Sexual harassment rates remain high among women in medicine interns
Key takeaways:
- Researchers observed an overall decrease in sexual harassment incidence.
- Results showed an increase in sexual coercion incidence among women and nonsurgical interns.
The prevalence of training physicians’ experience of sexual harassment decreased, though the prevalence of sexual coercion doubled, with three in four female interns experiencing sexual harassment in 2023, according to study results.
The findings, published in a research letter in JAMA Health Forum, indicate that awareness of harassment has improved within medicine but much work is still needed, researchers concluded.

‘Unique stressors’
“#MeToo went viral in the fall of 2017, and we saw a renewed call to action within many fields, including medicine with #MedToo, but there really hadn’t been a lot of methodologically rigorous research on sexual harassment amongst young physicians and trainees,” Elena Frank, PhD, director of the Intern Health Study at Michigan Neuroscience Institute at University of Michigan, told Healio.
“We collected this data as a part of the broader Intern Health Study, which is a longitudinal study of mental health among first-year medical residents,” she continued. “The study started in 2007 and over the years as we’ve collected this data, we’ve became more aware that there may be unique stressors that women experience over the course of training that can have serious consequences for their well-being and careers during training and down the road. We were interested in investigating some of those factors.”
The cohort study included data from 4,178 medical interns (median age, 27 years; 51.7% women) enrolled in the longitudinal Intern Health Study in 2016, 2017 and 2022 who completed sexual harassment questions.
Participants provided electronic informed consent, received compensation of $25 to $130, and completed a follow-up survey during the last month of internship in 2017, 2018 or 2023.
The survey assessed sexual harassment using a single-item self-report question as well as the 19-item Sexual Experiences Questionnaire-Shortened (SEQ-S) — a validated, behavior-based instrument that assesses three types of sexual harassment: gender harassment, unwanted sexual attention and sexual coercion.
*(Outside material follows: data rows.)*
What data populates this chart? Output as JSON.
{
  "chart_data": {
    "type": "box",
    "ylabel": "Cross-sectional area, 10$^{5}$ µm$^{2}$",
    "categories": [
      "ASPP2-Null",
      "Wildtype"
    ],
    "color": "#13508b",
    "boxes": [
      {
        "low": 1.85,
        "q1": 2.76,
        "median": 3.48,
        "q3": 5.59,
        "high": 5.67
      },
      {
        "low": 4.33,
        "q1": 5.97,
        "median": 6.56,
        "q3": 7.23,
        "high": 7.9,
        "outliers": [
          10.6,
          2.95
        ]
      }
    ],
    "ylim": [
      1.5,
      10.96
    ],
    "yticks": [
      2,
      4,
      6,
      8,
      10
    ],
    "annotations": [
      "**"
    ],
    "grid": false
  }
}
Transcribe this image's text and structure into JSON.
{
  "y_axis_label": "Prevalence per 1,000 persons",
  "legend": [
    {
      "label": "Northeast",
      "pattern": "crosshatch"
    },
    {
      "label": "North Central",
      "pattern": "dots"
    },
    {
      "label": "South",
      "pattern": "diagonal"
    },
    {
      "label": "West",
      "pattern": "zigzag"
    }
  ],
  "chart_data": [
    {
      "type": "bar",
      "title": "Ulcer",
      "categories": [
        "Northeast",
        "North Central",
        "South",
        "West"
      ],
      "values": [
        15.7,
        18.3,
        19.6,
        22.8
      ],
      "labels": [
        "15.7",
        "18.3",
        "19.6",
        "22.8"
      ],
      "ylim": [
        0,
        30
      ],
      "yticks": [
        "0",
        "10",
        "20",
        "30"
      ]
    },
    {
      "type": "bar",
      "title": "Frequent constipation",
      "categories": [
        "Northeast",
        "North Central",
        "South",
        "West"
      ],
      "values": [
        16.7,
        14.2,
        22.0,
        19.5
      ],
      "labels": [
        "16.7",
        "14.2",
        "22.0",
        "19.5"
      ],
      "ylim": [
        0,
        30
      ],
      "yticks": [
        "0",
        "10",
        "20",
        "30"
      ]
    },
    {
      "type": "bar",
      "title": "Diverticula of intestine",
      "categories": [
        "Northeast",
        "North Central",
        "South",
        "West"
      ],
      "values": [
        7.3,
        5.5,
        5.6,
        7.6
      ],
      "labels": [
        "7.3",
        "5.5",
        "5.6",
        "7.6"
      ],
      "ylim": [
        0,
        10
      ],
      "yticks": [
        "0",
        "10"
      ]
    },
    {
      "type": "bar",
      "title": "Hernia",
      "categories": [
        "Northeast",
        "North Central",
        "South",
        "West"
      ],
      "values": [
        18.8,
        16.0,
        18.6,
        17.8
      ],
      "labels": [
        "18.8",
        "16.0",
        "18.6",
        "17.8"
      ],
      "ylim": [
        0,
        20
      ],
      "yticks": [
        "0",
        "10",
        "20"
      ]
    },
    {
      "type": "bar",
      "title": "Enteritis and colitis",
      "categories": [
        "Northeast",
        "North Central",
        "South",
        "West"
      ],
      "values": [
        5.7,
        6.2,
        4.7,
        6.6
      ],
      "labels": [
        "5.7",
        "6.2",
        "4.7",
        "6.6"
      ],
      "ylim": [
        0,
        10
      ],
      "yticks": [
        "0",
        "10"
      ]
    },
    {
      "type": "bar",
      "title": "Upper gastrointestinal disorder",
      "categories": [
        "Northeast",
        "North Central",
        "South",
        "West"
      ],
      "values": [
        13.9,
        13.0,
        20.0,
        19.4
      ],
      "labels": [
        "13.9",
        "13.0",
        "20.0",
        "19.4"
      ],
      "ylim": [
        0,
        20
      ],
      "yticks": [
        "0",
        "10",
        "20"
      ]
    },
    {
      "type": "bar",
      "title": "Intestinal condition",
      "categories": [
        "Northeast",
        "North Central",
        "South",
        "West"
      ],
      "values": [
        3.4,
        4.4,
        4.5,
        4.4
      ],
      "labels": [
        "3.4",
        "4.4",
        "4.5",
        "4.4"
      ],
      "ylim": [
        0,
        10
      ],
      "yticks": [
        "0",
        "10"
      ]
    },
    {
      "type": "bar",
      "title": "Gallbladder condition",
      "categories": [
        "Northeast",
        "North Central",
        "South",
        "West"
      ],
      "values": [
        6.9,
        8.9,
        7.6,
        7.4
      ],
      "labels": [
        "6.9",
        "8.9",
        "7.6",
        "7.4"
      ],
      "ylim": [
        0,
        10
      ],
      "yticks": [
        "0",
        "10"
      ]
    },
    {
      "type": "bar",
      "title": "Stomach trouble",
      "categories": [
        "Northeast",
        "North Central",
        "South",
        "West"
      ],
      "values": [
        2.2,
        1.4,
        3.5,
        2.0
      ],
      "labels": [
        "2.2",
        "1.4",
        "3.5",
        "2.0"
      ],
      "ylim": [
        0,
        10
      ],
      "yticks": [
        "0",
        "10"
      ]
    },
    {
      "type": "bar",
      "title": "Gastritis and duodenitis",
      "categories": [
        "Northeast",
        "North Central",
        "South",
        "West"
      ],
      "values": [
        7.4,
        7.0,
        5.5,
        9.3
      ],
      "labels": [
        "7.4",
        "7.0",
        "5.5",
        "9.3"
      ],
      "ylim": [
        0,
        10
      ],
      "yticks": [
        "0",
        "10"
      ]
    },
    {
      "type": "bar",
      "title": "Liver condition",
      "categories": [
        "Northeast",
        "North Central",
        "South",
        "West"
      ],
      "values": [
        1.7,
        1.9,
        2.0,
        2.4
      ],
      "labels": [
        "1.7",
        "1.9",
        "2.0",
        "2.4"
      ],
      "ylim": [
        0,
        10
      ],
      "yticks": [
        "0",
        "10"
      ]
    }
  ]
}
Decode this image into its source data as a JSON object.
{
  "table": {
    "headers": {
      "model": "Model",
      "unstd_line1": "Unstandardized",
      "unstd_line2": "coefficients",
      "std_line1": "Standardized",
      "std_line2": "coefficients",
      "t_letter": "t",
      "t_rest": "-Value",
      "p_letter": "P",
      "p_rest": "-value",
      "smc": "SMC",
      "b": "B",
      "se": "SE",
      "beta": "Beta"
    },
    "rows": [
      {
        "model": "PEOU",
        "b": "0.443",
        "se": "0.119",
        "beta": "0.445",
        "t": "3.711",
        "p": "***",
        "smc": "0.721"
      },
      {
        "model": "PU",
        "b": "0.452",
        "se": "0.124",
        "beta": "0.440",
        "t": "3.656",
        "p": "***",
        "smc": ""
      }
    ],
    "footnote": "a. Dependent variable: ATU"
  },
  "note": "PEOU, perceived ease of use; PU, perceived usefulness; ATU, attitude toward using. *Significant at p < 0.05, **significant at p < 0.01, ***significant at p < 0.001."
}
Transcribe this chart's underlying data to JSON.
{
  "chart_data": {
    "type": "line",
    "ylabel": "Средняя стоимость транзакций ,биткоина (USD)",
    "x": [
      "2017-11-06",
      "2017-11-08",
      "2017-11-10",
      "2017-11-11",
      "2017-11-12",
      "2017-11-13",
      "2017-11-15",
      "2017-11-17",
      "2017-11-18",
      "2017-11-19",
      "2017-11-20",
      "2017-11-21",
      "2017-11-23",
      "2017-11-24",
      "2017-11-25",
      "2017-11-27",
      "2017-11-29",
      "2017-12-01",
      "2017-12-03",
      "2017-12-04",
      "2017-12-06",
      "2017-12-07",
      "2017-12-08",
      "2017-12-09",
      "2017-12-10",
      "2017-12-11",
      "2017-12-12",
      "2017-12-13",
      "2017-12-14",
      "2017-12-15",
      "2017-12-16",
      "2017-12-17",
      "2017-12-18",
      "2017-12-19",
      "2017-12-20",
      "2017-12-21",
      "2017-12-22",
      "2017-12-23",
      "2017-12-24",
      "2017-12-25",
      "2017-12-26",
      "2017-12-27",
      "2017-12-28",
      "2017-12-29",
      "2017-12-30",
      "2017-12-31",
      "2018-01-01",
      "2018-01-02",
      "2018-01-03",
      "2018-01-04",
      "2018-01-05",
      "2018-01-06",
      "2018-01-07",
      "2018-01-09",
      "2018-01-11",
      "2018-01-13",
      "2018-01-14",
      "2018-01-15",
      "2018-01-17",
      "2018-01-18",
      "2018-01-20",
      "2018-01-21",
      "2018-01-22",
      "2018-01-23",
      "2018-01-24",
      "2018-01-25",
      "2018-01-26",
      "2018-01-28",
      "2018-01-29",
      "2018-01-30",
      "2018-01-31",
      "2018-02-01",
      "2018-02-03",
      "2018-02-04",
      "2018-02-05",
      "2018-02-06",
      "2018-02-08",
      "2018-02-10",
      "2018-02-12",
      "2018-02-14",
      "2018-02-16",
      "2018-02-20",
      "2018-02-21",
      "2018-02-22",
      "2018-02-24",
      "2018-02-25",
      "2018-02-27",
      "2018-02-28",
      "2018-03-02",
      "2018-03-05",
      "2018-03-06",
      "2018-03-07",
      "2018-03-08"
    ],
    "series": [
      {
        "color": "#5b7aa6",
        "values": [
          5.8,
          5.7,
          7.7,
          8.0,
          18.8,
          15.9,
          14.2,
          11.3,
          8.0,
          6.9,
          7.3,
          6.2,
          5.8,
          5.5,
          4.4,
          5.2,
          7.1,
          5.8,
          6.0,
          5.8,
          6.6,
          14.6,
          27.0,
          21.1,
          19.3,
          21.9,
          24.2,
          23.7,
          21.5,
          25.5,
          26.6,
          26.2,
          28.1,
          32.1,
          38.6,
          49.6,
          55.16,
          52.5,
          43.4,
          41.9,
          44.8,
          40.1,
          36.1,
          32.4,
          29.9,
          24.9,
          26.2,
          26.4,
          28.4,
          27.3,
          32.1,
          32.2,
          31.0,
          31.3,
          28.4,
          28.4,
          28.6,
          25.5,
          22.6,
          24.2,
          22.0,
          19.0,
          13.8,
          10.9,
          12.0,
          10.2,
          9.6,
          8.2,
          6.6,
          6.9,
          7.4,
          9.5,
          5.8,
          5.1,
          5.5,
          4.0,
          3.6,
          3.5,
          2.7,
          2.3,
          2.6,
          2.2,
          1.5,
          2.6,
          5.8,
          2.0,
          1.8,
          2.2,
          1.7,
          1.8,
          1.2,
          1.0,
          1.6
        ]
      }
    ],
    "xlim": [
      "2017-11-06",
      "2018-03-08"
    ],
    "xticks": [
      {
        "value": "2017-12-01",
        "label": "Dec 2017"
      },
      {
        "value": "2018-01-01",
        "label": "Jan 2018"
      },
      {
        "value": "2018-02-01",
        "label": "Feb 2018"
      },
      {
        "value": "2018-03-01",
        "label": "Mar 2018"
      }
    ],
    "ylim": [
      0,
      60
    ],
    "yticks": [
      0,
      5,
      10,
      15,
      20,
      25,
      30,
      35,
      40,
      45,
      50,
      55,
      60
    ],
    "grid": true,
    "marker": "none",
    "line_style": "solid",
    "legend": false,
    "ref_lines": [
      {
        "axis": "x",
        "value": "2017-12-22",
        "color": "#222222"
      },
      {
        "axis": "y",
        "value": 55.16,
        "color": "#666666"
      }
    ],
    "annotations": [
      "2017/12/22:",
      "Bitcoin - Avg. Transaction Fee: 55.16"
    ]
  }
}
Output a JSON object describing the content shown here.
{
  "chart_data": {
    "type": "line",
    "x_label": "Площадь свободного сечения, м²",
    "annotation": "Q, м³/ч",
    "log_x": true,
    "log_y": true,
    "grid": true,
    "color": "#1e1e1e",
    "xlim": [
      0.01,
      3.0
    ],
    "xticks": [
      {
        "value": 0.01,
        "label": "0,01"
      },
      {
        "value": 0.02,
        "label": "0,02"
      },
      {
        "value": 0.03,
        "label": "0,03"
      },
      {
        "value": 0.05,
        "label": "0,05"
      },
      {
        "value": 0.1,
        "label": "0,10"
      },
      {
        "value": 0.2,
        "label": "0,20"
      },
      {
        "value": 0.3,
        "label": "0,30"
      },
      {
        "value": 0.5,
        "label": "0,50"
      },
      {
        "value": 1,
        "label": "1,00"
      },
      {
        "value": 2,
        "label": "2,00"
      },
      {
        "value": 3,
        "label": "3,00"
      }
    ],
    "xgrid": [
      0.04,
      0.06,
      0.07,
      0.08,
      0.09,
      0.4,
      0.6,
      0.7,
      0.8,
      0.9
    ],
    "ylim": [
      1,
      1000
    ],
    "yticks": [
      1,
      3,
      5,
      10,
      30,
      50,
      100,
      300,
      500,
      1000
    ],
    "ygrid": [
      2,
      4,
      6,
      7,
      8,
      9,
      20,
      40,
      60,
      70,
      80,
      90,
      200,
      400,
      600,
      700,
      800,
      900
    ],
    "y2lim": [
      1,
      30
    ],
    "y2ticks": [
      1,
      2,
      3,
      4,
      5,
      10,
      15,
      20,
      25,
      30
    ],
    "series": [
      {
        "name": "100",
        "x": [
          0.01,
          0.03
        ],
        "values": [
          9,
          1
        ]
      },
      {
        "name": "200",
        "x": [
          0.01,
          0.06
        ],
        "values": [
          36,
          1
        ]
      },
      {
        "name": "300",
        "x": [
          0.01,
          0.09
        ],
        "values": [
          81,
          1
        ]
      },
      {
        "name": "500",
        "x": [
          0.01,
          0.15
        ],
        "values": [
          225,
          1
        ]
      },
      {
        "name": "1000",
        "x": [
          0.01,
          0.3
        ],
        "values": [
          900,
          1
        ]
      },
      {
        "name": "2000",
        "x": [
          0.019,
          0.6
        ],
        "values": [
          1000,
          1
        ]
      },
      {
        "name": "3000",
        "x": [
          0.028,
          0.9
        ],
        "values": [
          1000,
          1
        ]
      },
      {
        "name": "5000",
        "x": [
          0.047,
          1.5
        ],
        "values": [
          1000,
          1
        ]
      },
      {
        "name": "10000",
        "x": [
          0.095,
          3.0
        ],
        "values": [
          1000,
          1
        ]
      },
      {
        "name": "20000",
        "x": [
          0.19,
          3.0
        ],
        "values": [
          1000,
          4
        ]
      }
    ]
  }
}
Researchers considered participants who endorsed at least one item of the SEQ-S to have experienced sexual harassment. They then performed logistic regression models to assess changes over time in sexual harassment prevalence and recognition, controlling for age, sex, race and ethnicity, and specialty.
‘Disturbing’ results
Researchers observed a decrease in sexual harassment incidence from 62.8% in 2017 to 54.6% in 2023 (OR = 0.92; 95% CI, 0.9-0.94), and a decrease in gender harassment incidence from 61% to 51.7% (OR = 0.91; 95% CI, 0.89-0.93).
However, they observed an increase in sexual coercion incidence among women from 2.3% to 5.5% (OR = 1.17; 95% CI, 1.08-1.28) and nonsurgical interns from 1.6% to 4% (OR = 1.18; 95% CI, 1.09-1.27).
Results additionally indicated an increase in recognition of sexual harassment from 8.6% to 18.4% (OR = 1.12; 95% CI, 1.07-1.17) that appeared greater among women vs. men and among surgical vs. nonsurgical interns.
Moreover, researchers observed an increase in gender harassment recognition overall from 8.9% to 18.9% (OR = 1.12; 95% CI, 1.07-1.17), and an increase in recognition of unwanted sexual attention among women from 29.7% to 41.8% (OR, 1.09; 95% CI, 1.03-1.16) and surgical interns from 18.8% to 52.5% (OR, 1.27; 95% CI, 1.12-1.44).
“There is an assumption that sexual harassment in medicine should gradually be getting better over time, but it is quite disturbing to see how high these rates still are just in our 1-year study period,” Frank said. “The majority of women and men in medicine continue to experience some form of harassment and that tells us that this is a highly pervasive problem that needs to be addressed and taken very seriously.”
Researchers noted limitations of the study, including the underreporting and potentially influential events beyond #MeToo during the study period.
Next steps
“The field of medicine was originally designed around men and how their lives were structured, which included having a partner at home to take care of everything for them,” Frank told Healio. “Now that women are a huge part of the field, and the majority of the incoming field, it’s important to attend to these ongoing issues.”
Next steps for Frank and colleagues include working to identify some program level or specialty level factors that might contribute to differences in various fields and to look more closely at the sources of harassment.
“Preliminary qualitative data from our study and recent work from others tell us that this harassment is not just coming from attending physicians, it could be coming from patients and their families, and from fellow trainees as well,” Frank said. “We will be taking a closer look at the sources of harassment, which will be an important part of helping to diagnose the problem and identifying potential solutions. We are making progress in medicine when it comes to gender equity, but we still have a long way to go and a lot of work to do.”